- Born: 1854
- Died: 1910 (aged 55–56)
- Occupation: Administrator

= James Francis Hatfield Harter =

English landowner and administrator (1854-1910)

James Francis Hatfield Harter (1854 - 20 October 1910) was an English landowner and administrator.

==Biography==
Harter owned Cranfield Court in Bedfordshire. He was educated at Eton School and Magdalene College, Cambridge.

Harter served as justice of the peace for Bedfordshire and Buckinghamshire, and was High Sheriff of Bedfordshire in 1885. He was a member of the first Bedfordshire County Council on its establishment in April 1889, and twice President of the Bedfordshire Agricultural Society.

In the 1890s and 1900s, Harter was a major shareholder in British railway development.

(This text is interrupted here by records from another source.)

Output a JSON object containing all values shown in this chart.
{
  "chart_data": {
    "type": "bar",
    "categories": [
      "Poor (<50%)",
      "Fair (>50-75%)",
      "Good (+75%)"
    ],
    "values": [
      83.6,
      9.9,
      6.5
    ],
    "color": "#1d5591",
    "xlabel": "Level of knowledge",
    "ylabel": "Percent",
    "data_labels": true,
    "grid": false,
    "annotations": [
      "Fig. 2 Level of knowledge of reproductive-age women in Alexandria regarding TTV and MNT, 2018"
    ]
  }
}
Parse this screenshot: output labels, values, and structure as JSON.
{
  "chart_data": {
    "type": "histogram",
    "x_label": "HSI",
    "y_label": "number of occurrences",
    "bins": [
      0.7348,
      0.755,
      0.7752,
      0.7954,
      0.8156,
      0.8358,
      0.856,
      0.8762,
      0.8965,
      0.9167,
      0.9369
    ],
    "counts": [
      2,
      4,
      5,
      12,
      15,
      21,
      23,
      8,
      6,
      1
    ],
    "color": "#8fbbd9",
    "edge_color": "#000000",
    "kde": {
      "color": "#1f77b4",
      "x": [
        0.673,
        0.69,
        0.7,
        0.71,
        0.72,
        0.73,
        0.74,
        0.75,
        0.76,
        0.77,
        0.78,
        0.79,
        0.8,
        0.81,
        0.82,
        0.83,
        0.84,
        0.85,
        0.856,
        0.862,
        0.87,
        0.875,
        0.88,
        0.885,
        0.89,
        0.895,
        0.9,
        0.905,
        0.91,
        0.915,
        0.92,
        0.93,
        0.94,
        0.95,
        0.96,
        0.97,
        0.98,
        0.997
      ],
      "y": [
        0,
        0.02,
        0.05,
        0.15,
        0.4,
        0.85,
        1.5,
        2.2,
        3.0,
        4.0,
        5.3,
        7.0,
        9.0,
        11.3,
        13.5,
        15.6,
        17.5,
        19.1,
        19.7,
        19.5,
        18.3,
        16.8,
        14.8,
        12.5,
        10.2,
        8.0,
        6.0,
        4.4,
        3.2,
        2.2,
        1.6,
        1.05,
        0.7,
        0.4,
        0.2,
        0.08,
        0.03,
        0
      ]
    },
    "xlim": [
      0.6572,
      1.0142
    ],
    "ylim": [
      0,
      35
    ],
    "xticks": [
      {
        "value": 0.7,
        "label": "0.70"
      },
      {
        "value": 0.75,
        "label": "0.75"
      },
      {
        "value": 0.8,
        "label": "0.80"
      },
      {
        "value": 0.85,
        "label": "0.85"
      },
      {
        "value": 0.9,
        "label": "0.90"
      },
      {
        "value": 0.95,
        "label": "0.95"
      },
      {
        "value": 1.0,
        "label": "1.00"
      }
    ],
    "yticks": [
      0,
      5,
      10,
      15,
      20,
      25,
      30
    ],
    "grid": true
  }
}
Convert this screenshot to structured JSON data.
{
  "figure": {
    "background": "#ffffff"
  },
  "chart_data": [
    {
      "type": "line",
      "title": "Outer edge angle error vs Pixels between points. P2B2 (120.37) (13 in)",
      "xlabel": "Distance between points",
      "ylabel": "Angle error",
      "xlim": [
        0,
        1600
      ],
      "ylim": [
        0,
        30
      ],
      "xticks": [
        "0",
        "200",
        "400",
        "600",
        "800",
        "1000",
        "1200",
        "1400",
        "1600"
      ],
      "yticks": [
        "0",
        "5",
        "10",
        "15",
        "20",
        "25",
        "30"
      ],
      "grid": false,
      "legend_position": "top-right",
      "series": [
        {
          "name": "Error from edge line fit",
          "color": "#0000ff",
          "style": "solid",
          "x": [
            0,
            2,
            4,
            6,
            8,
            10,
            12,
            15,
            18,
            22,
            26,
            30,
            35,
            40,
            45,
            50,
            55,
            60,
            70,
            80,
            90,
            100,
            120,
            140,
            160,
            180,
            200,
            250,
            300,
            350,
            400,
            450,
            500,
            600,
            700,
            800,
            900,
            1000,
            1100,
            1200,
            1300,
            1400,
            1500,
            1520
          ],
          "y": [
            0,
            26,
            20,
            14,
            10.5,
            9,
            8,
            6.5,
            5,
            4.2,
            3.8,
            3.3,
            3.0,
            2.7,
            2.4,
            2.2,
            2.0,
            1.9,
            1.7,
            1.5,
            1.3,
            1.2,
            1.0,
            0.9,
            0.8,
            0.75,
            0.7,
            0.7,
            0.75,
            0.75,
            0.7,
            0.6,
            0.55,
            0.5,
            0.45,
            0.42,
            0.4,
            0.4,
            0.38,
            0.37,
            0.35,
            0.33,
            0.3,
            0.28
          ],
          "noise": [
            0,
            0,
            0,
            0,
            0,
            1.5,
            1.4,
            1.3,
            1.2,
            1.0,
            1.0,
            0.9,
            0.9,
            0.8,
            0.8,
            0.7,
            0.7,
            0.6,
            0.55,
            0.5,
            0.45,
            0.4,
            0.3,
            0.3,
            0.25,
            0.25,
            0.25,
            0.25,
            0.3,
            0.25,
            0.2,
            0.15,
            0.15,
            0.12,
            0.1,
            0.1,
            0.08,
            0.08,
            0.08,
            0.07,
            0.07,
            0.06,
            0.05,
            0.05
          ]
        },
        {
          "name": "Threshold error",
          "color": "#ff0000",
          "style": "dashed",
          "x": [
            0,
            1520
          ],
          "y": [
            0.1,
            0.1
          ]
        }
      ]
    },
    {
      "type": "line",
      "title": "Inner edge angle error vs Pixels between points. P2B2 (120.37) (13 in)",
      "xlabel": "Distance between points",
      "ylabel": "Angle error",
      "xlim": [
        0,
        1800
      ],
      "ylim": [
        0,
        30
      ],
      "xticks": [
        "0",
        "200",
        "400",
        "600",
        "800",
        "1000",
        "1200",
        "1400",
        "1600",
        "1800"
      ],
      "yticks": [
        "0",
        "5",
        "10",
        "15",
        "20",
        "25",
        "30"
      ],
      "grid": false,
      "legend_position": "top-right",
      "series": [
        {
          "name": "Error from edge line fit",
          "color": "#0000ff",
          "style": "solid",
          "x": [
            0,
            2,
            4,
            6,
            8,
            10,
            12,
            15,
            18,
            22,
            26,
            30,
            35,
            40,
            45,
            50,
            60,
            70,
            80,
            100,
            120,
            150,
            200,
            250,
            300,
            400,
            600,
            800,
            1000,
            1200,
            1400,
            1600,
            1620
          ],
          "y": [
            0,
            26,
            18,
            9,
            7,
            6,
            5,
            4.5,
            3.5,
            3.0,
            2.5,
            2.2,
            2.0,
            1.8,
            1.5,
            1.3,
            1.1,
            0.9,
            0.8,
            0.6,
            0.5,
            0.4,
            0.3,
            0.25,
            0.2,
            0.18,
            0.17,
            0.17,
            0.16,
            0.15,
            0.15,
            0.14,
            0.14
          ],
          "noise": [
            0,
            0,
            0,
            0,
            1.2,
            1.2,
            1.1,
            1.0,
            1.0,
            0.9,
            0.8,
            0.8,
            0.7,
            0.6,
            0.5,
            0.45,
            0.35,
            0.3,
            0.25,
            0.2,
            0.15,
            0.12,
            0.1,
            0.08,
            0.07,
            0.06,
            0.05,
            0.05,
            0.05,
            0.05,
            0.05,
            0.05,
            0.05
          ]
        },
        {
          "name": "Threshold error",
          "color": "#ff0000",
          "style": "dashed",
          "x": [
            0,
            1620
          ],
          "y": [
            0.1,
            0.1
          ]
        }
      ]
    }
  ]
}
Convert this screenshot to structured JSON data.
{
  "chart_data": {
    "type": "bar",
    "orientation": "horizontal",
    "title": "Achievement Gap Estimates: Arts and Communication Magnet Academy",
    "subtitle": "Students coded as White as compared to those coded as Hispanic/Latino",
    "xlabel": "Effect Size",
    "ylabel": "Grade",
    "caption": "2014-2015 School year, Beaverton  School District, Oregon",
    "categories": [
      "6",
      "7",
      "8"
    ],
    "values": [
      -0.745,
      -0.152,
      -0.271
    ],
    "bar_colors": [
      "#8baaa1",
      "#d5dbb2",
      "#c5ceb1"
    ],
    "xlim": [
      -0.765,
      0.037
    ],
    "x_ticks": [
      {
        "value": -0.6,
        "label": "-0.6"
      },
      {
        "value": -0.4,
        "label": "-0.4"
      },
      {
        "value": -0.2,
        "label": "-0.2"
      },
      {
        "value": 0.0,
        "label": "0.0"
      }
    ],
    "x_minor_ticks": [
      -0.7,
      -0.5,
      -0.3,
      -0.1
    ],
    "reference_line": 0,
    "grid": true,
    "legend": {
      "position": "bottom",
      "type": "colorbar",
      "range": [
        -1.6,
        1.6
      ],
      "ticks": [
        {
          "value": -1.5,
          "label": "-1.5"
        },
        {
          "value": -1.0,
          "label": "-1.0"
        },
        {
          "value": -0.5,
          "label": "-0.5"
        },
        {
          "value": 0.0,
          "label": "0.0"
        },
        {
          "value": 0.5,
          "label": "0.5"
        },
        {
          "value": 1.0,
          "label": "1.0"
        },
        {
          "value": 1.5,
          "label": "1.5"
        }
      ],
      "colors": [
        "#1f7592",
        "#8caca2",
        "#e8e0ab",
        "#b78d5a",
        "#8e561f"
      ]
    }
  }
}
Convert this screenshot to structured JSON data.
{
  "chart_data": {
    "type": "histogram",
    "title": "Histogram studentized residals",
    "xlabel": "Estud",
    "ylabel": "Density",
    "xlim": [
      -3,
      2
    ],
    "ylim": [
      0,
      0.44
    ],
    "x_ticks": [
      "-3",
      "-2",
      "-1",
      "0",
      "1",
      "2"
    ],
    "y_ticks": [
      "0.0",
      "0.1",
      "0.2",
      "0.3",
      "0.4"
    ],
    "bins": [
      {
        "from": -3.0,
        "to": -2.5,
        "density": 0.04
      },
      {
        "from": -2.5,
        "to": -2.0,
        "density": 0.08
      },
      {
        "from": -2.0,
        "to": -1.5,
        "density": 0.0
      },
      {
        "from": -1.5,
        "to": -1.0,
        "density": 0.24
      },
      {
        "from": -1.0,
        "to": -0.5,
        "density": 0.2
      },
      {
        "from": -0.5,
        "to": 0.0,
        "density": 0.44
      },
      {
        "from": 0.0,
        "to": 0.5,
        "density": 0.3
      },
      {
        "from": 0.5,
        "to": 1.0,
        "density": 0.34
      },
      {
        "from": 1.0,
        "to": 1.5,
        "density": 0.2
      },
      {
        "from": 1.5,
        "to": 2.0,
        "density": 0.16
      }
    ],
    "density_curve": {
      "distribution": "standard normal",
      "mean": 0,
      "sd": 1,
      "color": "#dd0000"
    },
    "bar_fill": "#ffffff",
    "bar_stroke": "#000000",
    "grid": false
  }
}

Harter was an army officer in the Royal Buckinghamshire Hussars, a Yeomanry regiment, where he was appointed major on 17 June 1896. He was lieutenant-colonel in command of the regiment from 30 January 1900 until he resigned on 20 September 1902, when he was granted the honorary rank of colonel.

He died at Cranfield Court on 20 October 1910. After his death in 1910, Cranfield Village Hall was built in his memory the following year, and opened in 1912.

==Family==
Harter married in 1887 Violet Loftus, daughter of Captain Douglas Loftus, Grenadier Guards. They had a daughter Violet Harter, who married Esmé Arkwright.